Oh, I see. At the timestamp, the board is on the position right before checkmate. Well, just know that White moved their pawn to g7 on the following move, and that was indeed checkmate.
@@isavenewspapers8890Yeah, I was confused by that, too 😅
This is really really impressive
Gotham doesn’t even know that point advantage isn’t everything, position and development matter too lmao
I call this opening the delayed Scandinavian counter Bongcloud advanced variation 2: Blunder Boogaloo
This video is a masterpiece, a piece of art , indeed. Ellegant narration of a thrilling accomplishment.
16:19 +103
And lose
he said the highest possible material advantage and lose
If you really think about it, if there was a chess variant in which you lose in order to win, this would be a normal game, and in fact WorstFish would be a top engine!
Instant edit: I don't actually know for sure this variant doesn't already exist, if it does than we need to match this bot with people!
worstfish would actually be one of the worst engines for that variant because it assumes that it itself will play perfectly in the future (and so does the other player).
Its pretty much an engine that can only look into the worst moves at depth 1 and it will self sabotage itself into being unable to strategize because its position evaluation only maximizes "worstness" for one move (and for depth 2+ it actually self-sabotages because it maximizes for the best move again)
@@hypnogri5457 This comment doesn't really make any sense to me.
If you take into account how engines work, the search process, and the depth of the expanding tree of moves looked at, it makes sense that if you programmed stockfish to provide the move that made last place in the overall evaluation, it means that this move made it to the last place in the deep search of the 20/30/etc. move depth.
The meaning is that it would be the worst move in a tree of evaluations, with the same depth and searching process as the move that came first (the best move).

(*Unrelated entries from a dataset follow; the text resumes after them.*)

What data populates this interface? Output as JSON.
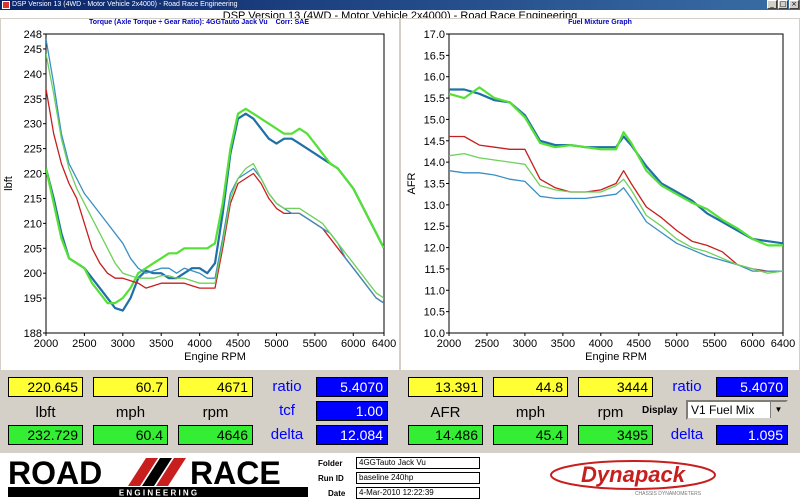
{
  "window": {
    "title": "DSP Version 13 (4WD - Motor Vehicle 2x4000) - Road Race Engineering",
    "heading": "DSP Version 13 (4WD - Motor Vehicle 2x4000) - Road Race Engineering",
    "buttons": [
      "_",
      "□",
      "×"
    ]
  },
  "colors": {
    "yellow": "#ffff33",
    "green": "#33ee33",
    "blue_box": "#0000ff",
    "series_dark_blue": "#1f6fa8",
    "series_light_green": "#55e035",
    "series_red": "#c81e1e",
    "series_light_blue": "#3a8fc4",
    "series_mid_green": "#6fd05a"
  },
  "left_panel": {
    "title": "Torque (Axle Torque ÷ Gear Ratio): 4GGTauto Jack Vu",
    "corr": "Corr: SAE",
    "ylabel": "lbft",
    "xlabel": "Engine RPM"
  },
  "right_panel": {
    "title": "Fuel Mixture Graph",
    "ylabel": "AFR",
    "xlabel": "Engine RPM"
  },
  "chart_data": [
    {
      "type": "line",
      "title": "Torque (Axle Torque ÷ Gear Ratio): 4GGTauto Jack Vu",
      "xlabel": "Engine RPM",
      "ylabel": "lbft",
      "xlim": [
        2000,
        6400
      ],
      "ylim": [
        188,
        248
      ],
      "x_ticks": [
        2000,
        2500,
        3000,
        3500,
        4000,
        4500,
        5000,
        5500,
        6000,
        6400
      ],
      "y_ticks": [
        188,
        195,
        200,
        205,
        210,
        215,
        220,
        225,
        230,
        235,
        240,
        245,
        248
      ],
      "grid": false,
      "series": [
        {
          "color": "#1f6fa8",
          "x": [
            2000,
            2100,
            2200,
            2300,
            2400,
            2500,
            2600,
            2700,
            2800,
            2900,
            3000,
            3100,
            3200,
            3300,
            3400,
            3500,
            3600,
            3700,
            3800,
            3900,
            4000,
            4100,
            4200,
            4300,
            4400,
            4500,
            4600,
            4700,
            4800,
            4900,
            5000,
            5100,
            5200,
            5300,
            5400,
            5500,
            5600,
            5700,
            5800,
            5900,
            6000,
            6100,
            6200,
            6300,
            6400
          ],
          "y": [
            221,
            215,
            208,
            203,
            202,
            201,
            199,
            197,
            195,
            193,
            192.5,
            195,
            199,
            200.5,
            200,
            200,
            199,
            199,
            200,
            201,
            201,
            200,
            202,
            212,
            224,
            231,
            232,
            231,
            229,
            227,
            226,
            227,
            227,
            226,
            225,
            224,
            223,
            222,
            221,
            219,
            217,
            214,
            211,
            208,
            205
          ]
        },
        {
          "color": "#55e035",
          "x": [
            2000,
            2100,
            2200,
            2300,
            2400,
            2500,
            2600,
            2700,
            2800,
            2900,
            3000,
            3100,
            3200,
            3300,
            3400,
            3500,
            3600,
            3700,
            3800,
            3900,
            4000,
            4100,
            4200,
            4300,
            4400,
            4500,
            4600,
            4700,
            4800,
            4900,
            5000,
            5100,
            5200,
            5300,
            5400,
            5500,
            5600,
            5700,
            5800,
            5900,
            6000,
            6100,
            6200,
            6300,
            6400
          ],
          "y": [
            221,
            214,
            207,
            203,
            202,
            201,
            198,
            196,
            194,
            194,
            195,
            197,
            200,
            201,
            202,
            203,
            204,
            204,
            205,
            205,
            205,
            205,
            206,
            214,
            225,
            232,
            233,
            232,
            231,
            230,
            229,
            228,
            228,
            229,
            228,
            226,
            224,
            222,
            221,
            219,
            217,
            214,
            211,
            208,
            205
          ]
        },
        {
          "color": "#c81e1e",
          "x": [
            2000,
            2100,
            2200,
            2300,
            2400,
            2500,
            2600,
            2700,
            2800,
            2900,
            3000,
            3100,
            3200,
            3300,
            3400,
            3500,
            3600,
            3700,
            3800,
            3900,
            4000,
            4100,
            4200,
            4300,
            4400,
            4500,
            4600,
            4700,
            4800,
            4900,
            5000,
            5100,
            5200,
            5300,
            5400,
            5500,
            5600,
            5700,
            5800,
            5900,
            6000,
            6100,
            6200,
            6300,
            6400
          ],
          "y": [
            237,
            228,
            222,
            218,
            215,
            210,
            205,
            202,
            200,
            199,
            199,
            198.5,
            198,
            197,
            197.5,
            198,
            198,
            198,
            198,
            197.5,
            197,
            197,
            197,
            205,
            214,
            218,
            219,
            220,
            218,
            215,
            213,
            212,
            212,
            212,
            211,
            210,
            209,
            207,
            205,
            203,
            201,
            199,
            197,
            195,
            194
          ]
        },
        {
          "color": "#3a8fc4",
          "x": [
            2000,
            2100,
            2200,
            2300,
            2400,
            2500,
            2600,
            2700,
            2800,
            2900,
            3000,
            3100,
            3200,
            3300,
            3400,
            3500,
            3600,
            3700,
            3800,
            3900,
            4000,
            4100,
            4200,
            4300,
            4400,
            4500,
            4600,
            4700,
            4800,
            4900,
            5000,
            5100,
            5200,
            5300,
            5400,
            5500,
            5600,
            5700,
            5800,
            5900,
            6000,
            6100,
            6200,
            6300,
            6400
          ],
          "y": [
            247,
            238,
            228,
            222,
            219,
            216,
            214,
            212,
            210,
            208,
            206,
            203,
            201,
            200,
            200.5,
            201,
            201,
            200,
            201,
            200.5,
            200,
            199,
            199,
            207,
            216,
            219,
            220,
            221,
            219,
            216,
            214,
            213,
            212,
            212,
            211,
            210,
            209,
            208,
            206,
            203,
            201,
            199,
            197,
            195,
            194
          ]
        },
        {
          "color": "#6fd05a",
          "x": [
            2000,
            2100,
            2200,
            2300,
            2400,
            2500,
            2600,
            2700,
            2800,
            2900,
            3000,
            3100,
            3200,
            3300,
            3400,
            3500,
            3600,
            3700,
            3800,
            3900,
            4000,
            4100,
            4200,
            4300,
            4400,
            4500,
            4600,
            4700,
            4800,
            4900,
            5000,
            5100,
            5200,
            5300,
            5400,
            5500,
            5600,
            5700,
            5800,
            5900,
            6000,
            6100,
            6200,
            6300,
            6400
          ],
          "y": [
            244,
            236,
            227,
            221,
            217,
            214,
            211,
            208,
            205,
            202,
            200,
            199.5,
            199,
            199,
            199,
            199.5,
            199.5,
            199,
            199,
            198.5,
            198,
            198,
            198,
            206,
            215,
            219,
            221,
            222,
            219,
            216,
            214,
            213,
            213,
            213,
            212,
            211,
            210,
            208,
            206,
            204,
            202,
            200,
            198,
            196,
            195
          ]
        }
      ]
    },
    {
      "type": "line",
      "title": "Fuel Mixture Graph",
      "xlabel": "Engine RPM",
      "ylabel": "AFR",
      "xlim": [
        2000,
        6400
      ],
      "ylim": [
        10.0,
        17.0
      ],
      "x_ticks": [
        2000,
        2500,
        3000,
        3500,
        4000,
        4500,
        5000,
        5500,
        6000,
        6400
      ],
      "y_ticks": [
        10.0,
        10.5,
        11.0,
        11.5,
        12.0,
        12.5,
        13.0,
        13.5,
        14.0,
        14.5,
        15.0,
        15.5,
        16.0,
        16.5,
        17.0
      ],
      "grid": false,
      "series": [
        {
          "color": "#1f6fa8",
          "x": [
            2000,
            2200,
            2400,
            2600,
            2800,
            3000,
            3200,
            3400,
            3600,
            3800,
            4000,
            4200,
            4300,
            4400,
            4600,
            4800,
            5000,
            5200,
            5400,
            5600,
            5800,
            6000,
            6200,
            6400
          ],
          "y": [
            15.7,
            15.7,
            15.6,
            15.45,
            15.4,
            15.1,
            14.5,
            14.4,
            14.4,
            14.35,
            14.35,
            14.35,
            14.6,
            14.4,
            13.9,
            13.5,
            13.3,
            13.1,
            12.8,
            12.6,
            12.4,
            12.2,
            12.15,
            12.1
          ]
        },
        {
          "color": "#55e035",
          "x": [
            2000,
            2200,
            2400,
            2600,
            2800,
            3000,
            3200,
            3400,
            3600,
            3800,
            4000,
            4200,
            4300,
            4400,
            4600,
            4800,
            5000,
            5200,
            5400,
            5600,
            5800,
            6000,
            6200,
            6400
          ],
          "y": [
            15.6,
            15.5,
            15.75,
            15.5,
            15.4,
            15.05,
            14.45,
            14.35,
            14.4,
            14.35,
            14.3,
            14.3,
            14.7,
            14.45,
            13.8,
            13.45,
            13.25,
            13.05,
            12.9,
            12.65,
            12.45,
            12.2,
            12.05,
            12.05
          ]
        },
        {
          "color": "#c81e1e",
          "x": [
            2000,
            2200,
            2400,
            2600,
            2800,
            3000,
            3200,
            3400,
            3600,
            3800,
            4000,
            4200,
            4300,
            4400,
            4600,
            4800,
            5000,
            5200,
            5400,
            5600,
            5800,
            6000,
            6200,
            6400
          ],
          "y": [
            14.6,
            14.6,
            14.4,
            14.35,
            14.3,
            14.3,
            13.6,
            13.4,
            13.3,
            13.3,
            13.35,
            13.5,
            13.8,
            13.5,
            12.95,
            12.7,
            12.4,
            12.15,
            12.05,
            11.9,
            11.6,
            11.5,
            11.45,
            11.45
          ]
        },
        {
          "color": "#3a8fc4",
          "x": [
            2000,
            2200,
            2400,
            2600,
            2800,
            3000,
            3200,
            3400,
            3600,
            3800,
            4000,
            4200,
            4300,
            4400,
            4600,
            4800,
            5000,
            5200,
            5400,
            5600,
            5800,
            6000,
            6200,
            6400
          ],
          "y": [
            13.8,
            13.75,
            13.75,
            13.7,
            13.6,
            13.55,
            13.2,
            13.15,
            13.15,
            13.15,
            13.2,
            13.25,
            13.4,
            13.15,
            12.6,
            12.35,
            12.1,
            11.95,
            11.8,
            11.7,
            11.6,
            11.45,
            11.45,
            11.45
          ]
        },
        {
          "color": "#6fd05a",
          "x": [
            2000,
            2200,
            2400,
            2600,
            2800,
            3000,
            3200,
            3400,
            3600,
            3800,
            4000,
            4200,
            4300,
            4400,
            4600,
            4800,
            5000,
            5200,
            5400,
            5600,
            5800,
            6000,
            6200,
            6400
          ],
          "y": [
            14.15,
            14.2,
            14.1,
            14.05,
            14.0,
            13.95,
            13.45,
            13.35,
            13.3,
            13.3,
            13.3,
            13.45,
            13.6,
            13.35,
            12.75,
            12.5,
            12.2,
            12.0,
            11.9,
            11.75,
            11.6,
            11.5,
            11.4,
            11.45
          ]
        }
      ]
    }
  ],
  "left_readout": {
    "row1": {
      "lbft": "220.645",
      "mph": "60.7",
      "rpm": "4671",
      "ratio_label": "ratio",
      "ratio": "5.4070"
    },
    "labels": {
      "lbft": "lbft",
      "mph": "mph",
      "rpm": "rpm",
      "tcf_label": "tcf"
    },
    "tcf": "1.00",
    "row3": {
      "lbft": "232.729",
      "mph": "60.4",
      "rpm": "4646",
      "delta_label": "delta",
      "delta": "12.084"
    }
  },
  "right_readout": {
    "row1": {
      "afr": "13.391",
      "mph": "44.8",
      "rpm": "3444",
      "ratio_label": "ratio",
      "ratio": "5.4070"
    },
    "labels": {
      "afr": "AFR",
      "mph": "mph",
      "rpm": "rpm",
      "display": "Display"
    },
    "display_select": "V1 Fuel Mix",
    "row3": {
      "afr": "14.486",
      "mph": "45.4",
      "rpm": "3495",
      "delta_label": "delta",
      "delta": "1.095"
    }
  },
  "footer": {
    "logo_top": "ROAD",
    "logo_right": "RACE",
    "logo_sub": "E N G I N E E R I N G",
    "folder_label": "Folder",
    "folder": "4GGTauto Jack Vu",
    "run_label": "Run ID",
    "run": "baseline 240hp",
    "date_label": "Date",
    "date": "4-Mar-2010 12:22:39",
    "dynapack": "Dynapack",
    "dynapack_sub": "CHASSIS DYNAMOMETERS"
  }
}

(Basically it's the worst move as far as the evaluation goes, for the next 30 moves (given that the depth is 30), not just for one move)
@@1GMitzy you are correct that its the worst move evaluated by stockfish up to depth X. But stockfish always assumes that it plays perfectly at any depth after the move you are currently trying to evaluate. What it basically does:
1. play a move
2. evaluate the position after the move has been played according to stockfish up to depth X.
3. repeat for all moves
4. pick the move with the worst evaluation according to step 2. (maximize according to the badness-criteria of worst eval)(this is what I call depth 1, I dont actually mean depth, so that was confusing. )

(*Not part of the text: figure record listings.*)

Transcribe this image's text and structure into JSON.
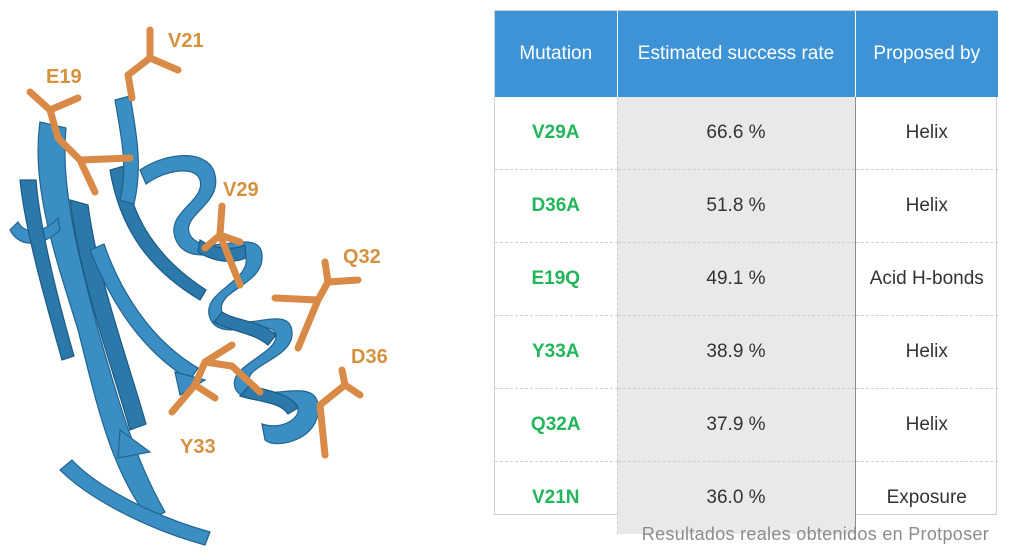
{
  "structure": {
    "residue_labels": [
      {
        "id": "v21",
        "text": "V21"
      },
      {
        "id": "e19",
        "text": "E19"
      },
      {
        "id": "v29",
        "text": "V29"
      },
      {
        "id": "q32",
        "text": "Q32"
      },
      {
        "id": "d36",
        "text": "D36"
      },
      {
        "id": "y33",
        "text": "Y33"
      }
    ],
    "colors": {
      "ribbon": "#3a8ec3",
      "sticks": "#d98a46",
      "labels": "#d4923f"
    }
  },
  "table": {
    "headers": [
      "Mutation",
      "Estimated success rate",
      "Proposed by"
    ],
    "rows": [
      {
        "mutation": "V29A",
        "rate": "66.6 %",
        "by": "Helix"
      },
      {
        "mutation": "D36A",
        "rate": "51.8 %",
        "by": "Helix"
      },
      {
        "mutation": "E19Q",
        "rate": "49.1 %",
        "by": "Acid H-bonds"
      },
      {
        "mutation": "Y33A",
        "rate": "38.9 %",
        "by": "Helix"
      },
      {
        "mutation": "Q32A",
        "rate": "37.9 %",
        "by": "Helix"
      },
      {
        "mutation": "V21N",
        "rate": "36.0 %",
        "by": "Exposure"
      }
    ],
    "colors": {
      "header_bg": "#3d93d6",
      "mutation_text": "#23b55a",
      "rate_bg": "#e9e9e9"
    }
  },
  "caption": "Resultados reales obtenidos en Protposer"
}
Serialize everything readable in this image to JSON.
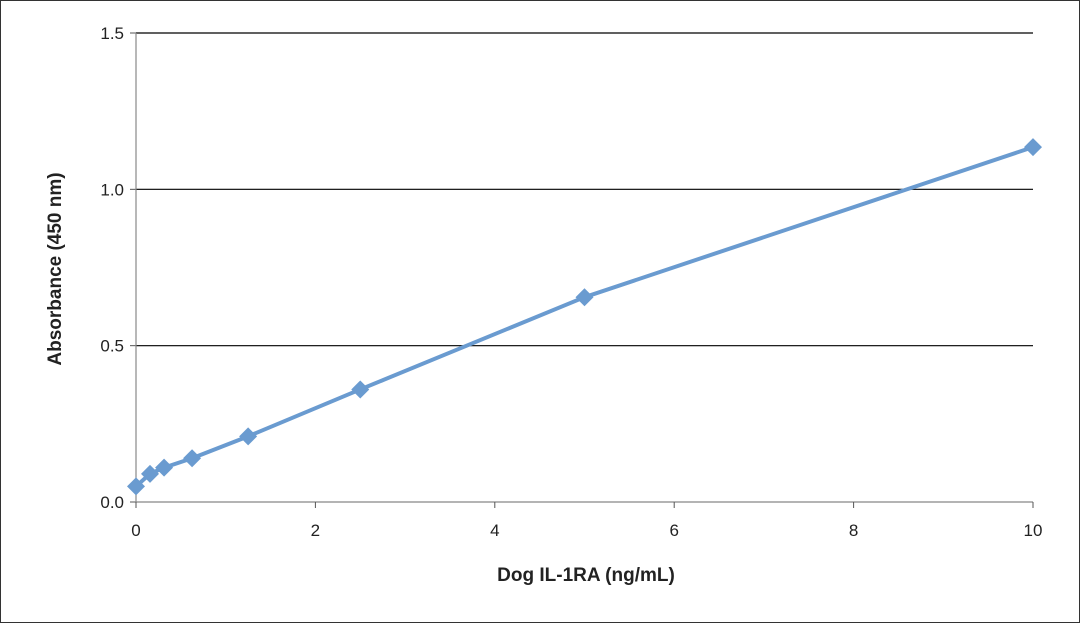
{
  "chart_data": {
    "type": "line",
    "title": "",
    "xlabel": "Dog IL-1RA (ng/mL)",
    "ylabel": "Absorbance (450 nm)",
    "xlim": [
      0,
      10
    ],
    "ylim": [
      0,
      1.5
    ],
    "x_ticks": [
      "0",
      "2",
      "4",
      "6",
      "8",
      "10"
    ],
    "y_ticks": [
      "0.0",
      "0.5",
      "1.0",
      "1.5"
    ],
    "grid": "horizontal",
    "legend": "none",
    "series": [
      {
        "color": "#6a9bd0",
        "marker": "diamond",
        "x": [
          0,
          0.156,
          0.313,
          0.625,
          1.25,
          2.5,
          5,
          10
        ],
        "y": [
          0.05,
          0.09,
          0.11,
          0.14,
          0.21,
          0.36,
          0.655,
          1.135
        ]
      }
    ]
  }
}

So what I mean is that its only maximizing according to "badness" one move deep. Internally stockfish evaluates the position using the "goodness" criteria of a good eval.
edit: it only thinks about maximizing badness for one move and thats the first one. The evaluation up to depth X tries to maximize goodness again. It basically is chosing the move that will make the game as hard as possible to recover from with perfect play from both parties
you can see the flaw of this in this worstfish game I found on lichess:
r2qkbnr/pb1p3p/3p4/1pp1KPp1/1n6/8/PPPP1PPP/R1BQ1BNR w kq - 0 10
Worstfish accidentally wins in 9 moves as black because it was unable to see further than one move into the future. It totally missed the tactic from the opponent because it selfsabotaged itself thinking that both are going to play perfectly after each move
@@1GMitzy a loss in 9 moves is proof enough that its a very bad engine in the game of "play-bad"-chess. I assume that an engine made by an amateur will probably be able to beat worstfish at bad chess. I think I saw one in another video that talked about this very topic and that one was made properly
If i was this bot i'd be embarassed of myself.
Worstfish is so good at chess, he always selectively plays the worst moves.